SAN FRANCISCO: Arvind Jain, the founder and CEO of $7.2 billion enterprise AI startup Glean, said his team receives thousands of job applications a day and still cannot find candidates with the trait he values most — and it is not the trait most applicants are optimizing for. In a Fortune profile published May 26, 2026, Jain said the filter that separates the candidates his team chases from the rest is work ethic, not degree, not skill set, not an impressive CV.
“I have a firm belief that hard work solves all the problems,” Jain told Fortune. His personal version of the yardstick: “The yardstick for me is that when I work in a group, I want to be known as the person who gives in the most.”
Who is Arvind Jain?
Jain joined Google in late 2003 and spent more than a decade there, promoted to Distinguished Engineer — a title reserved for the top 1% of the technical staff. He led engineering teams across Search, Maps, and YouTube before leaving in 2014 to co-found Rubrik, which went public via direct listing in April 2024 at a $5.6 billion valuation. Jain founded Glean in 2019 to build an enterprise layer that ingests data from a company’s existing tools — email, chat, documents, tickets — to ground large language models in company context and power AI agents that can act on behalf of employees. Glean raised a $150 million Series F led by Wellington Management in June 2025 at a $7.2 billion valuation, according to the company, and was named to CNBC’s 2026 Disruptor 50 for the third straight year.
What does Glean’s CEO look for in candidates?
Jain says his team is looking for “constant learners” — people who want to grow with the company rather than collect a title. Pedigree is not disqualifying, but it is not the signal. The signal is what a candidate did with whatever situation they were handed, and whether they were the person in the room who carried more than their share. Jain also told Business Today earlier in May that AI will not replace human workers at Glean — a position that puts him at odds with founders publicly warning of mass white-collar displacement. The two positions track together: if AI augments rather than replaces, you need more humans, and the top-of-funnel filter becomes the bottleneck.
How many applications does Glean receive?
Thousands per day, per Jain. His team reads roughly one-fifth of them. The rest, in practical terms, do not get a human eye. AI-generated cover letters, resume optimizers, and one-click apply tools have collapsed the cost of submitting an application to roughly zero. Companies on the receiving end have seen application volume explode and signal quality collapse at the same time. The natural response is to filter on something harder to fake — which is what “work ethic,” demonstrated through specific contributions or a body of work, actually represents to a CEO like Jain.

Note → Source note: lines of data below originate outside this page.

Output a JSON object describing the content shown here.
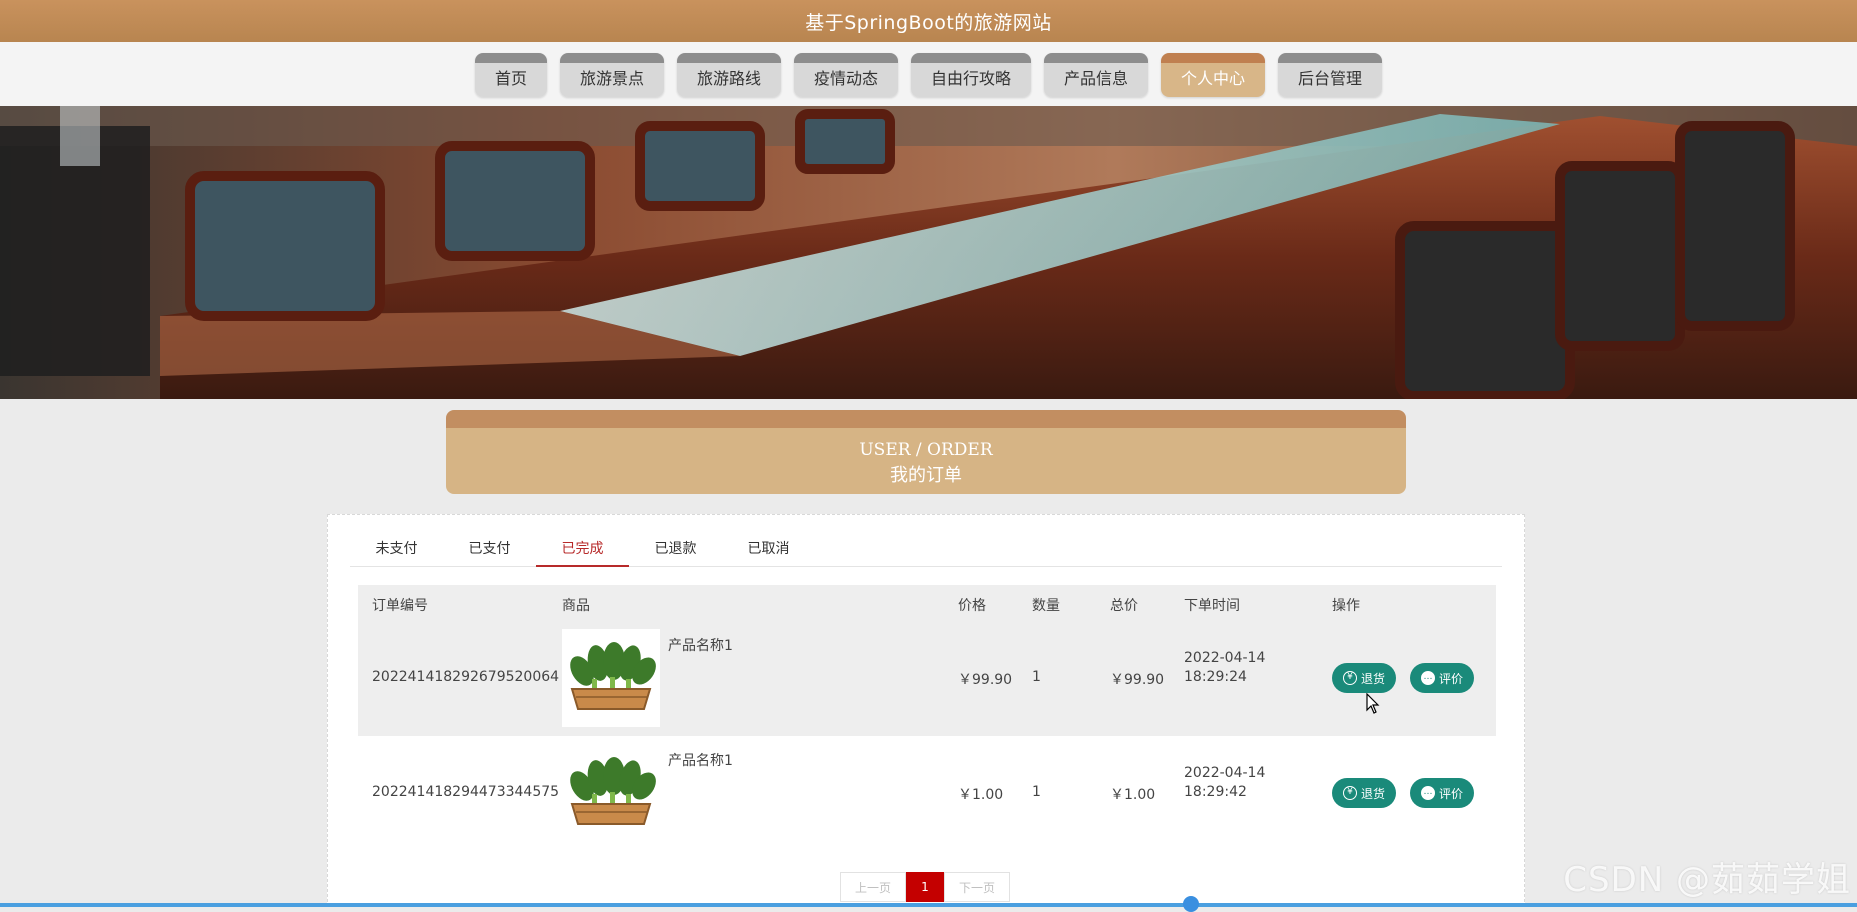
{
  "site": {
    "title": "基于SpringBoot的旅游网站"
  },
  "nav": {
    "items": [
      {
        "label": "首页"
      },
      {
        "label": "旅游景点"
      },
      {
        "label": "旅游路线"
      },
      {
        "label": "疫情动态"
      },
      {
        "label": "自由行攻略"
      },
      {
        "label": "产品信息"
      },
      {
        "label": "个人中心"
      },
      {
        "label": "后台管理"
      }
    ],
    "active": "个人中心"
  },
  "section": {
    "title_en": "USER / ORDER",
    "title_zh": "我的订单"
  },
  "tabs": {
    "items": [
      {
        "label": "未支付"
      },
      {
        "label": "已支付"
      },
      {
        "label": "已完成"
      },
      {
        "label": "已退款"
      },
      {
        "label": "已取消"
      }
    ],
    "active": "已完成"
  },
  "table": {
    "headers": {
      "order_no": "订单编号",
      "product": "商品",
      "price": "价格",
      "qty": "数量",
      "total": "总价",
      "time": "下单时间",
      "action": "操作"
    },
    "rows": [
      {
        "order_no": "202241418292679520064",
        "product_name": "产品名称1",
        "price": "￥99.90",
        "qty": "1",
        "total": "￥99.90",
        "date": "2022-04-14",
        "time": "18:29:24",
        "refund_label": "退货",
        "review_label": "评价"
      },
      {
        "order_no": "202241418294473344575",
        "product_name": "产品名称1",
        "price": "￥1.00",
        "qty": "1",
        "total": "￥1.00",
        "date": "2022-04-14",
        "time": "18:29:42",
        "refund_label": "退货",
        "review_label": "评价"
      }
    ]
  },
  "pager": {
    "prev": "上一页",
    "current": "1",
    "next": "下一页"
  },
  "watermark": "CSDN @茹茹学姐",
  "colors": {
    "header": "#c28e5c",
    "active_nav": "#d8b688",
    "action_button": "#1a8a7a",
    "active_tab": "#b72a2a",
    "pager_current": "#c40000"
  }
}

The contrarian Gen Z frame
The line that will travel furthest from this interview is the one that pushes back on the dominant Gen Z job market narrative. “Students think it’s hard to find jobs,” Jain said, “but we think it’s hard to find them.” Class of 2026 graduates are entering one of the toughest entry-level job markets on record, with layoffs at Meta, Bill.com, and Salesforce openly framed as AI-driven. Jain’s counterpoint is that the panic looks different from the hiring side: AI unicorns at his scale are hiring aggressively and still cannot fill the seats with the people they want. Both can be true. Entry-level openings have shrunk in legacy software roles. Openings at AI-native companies have expanded, but the filter has tightened.
What this means for founders and candidates
For founders building in the AI tier, Jain’s framework is a signal that the top of the funnel is broken and the screen has moved further down. Resume screens, GPA filters, and name-brand school filters were already noisy. They are now noise-saturated by AI-generated submissions. The filter that still works is evidence of past output — code committed, products shipped, problems owned — at a volume a candidate cannot fake in 30 seconds with a model. In practice that means more take-home projects, portfolio review, contribution history, and reference checks. Less weight on resume keywords.
For candidates, “work ethic” is a vague word and Jain knows it. What he is describing in concrete terms is a candidate who can point to a thing they built and whose story about it survives a second-level question. Cover letter language about being “passionate” or “hardworking” is exactly the kind of cliché the filter is designed to ignore. Lead with the work, not the credentials.
Glean crossed $100 million in ARR less than three years after launch, then doubled to $200 million nine months later, per a December 2025 company release. Hiring is the rate-limiter, not capital. That is the position more AI unicorns will be in over the next 18 months, and Jain’s “work ethic” line is the first widely quoted version of how a founder at that scale is filtering when the funnel is infinite.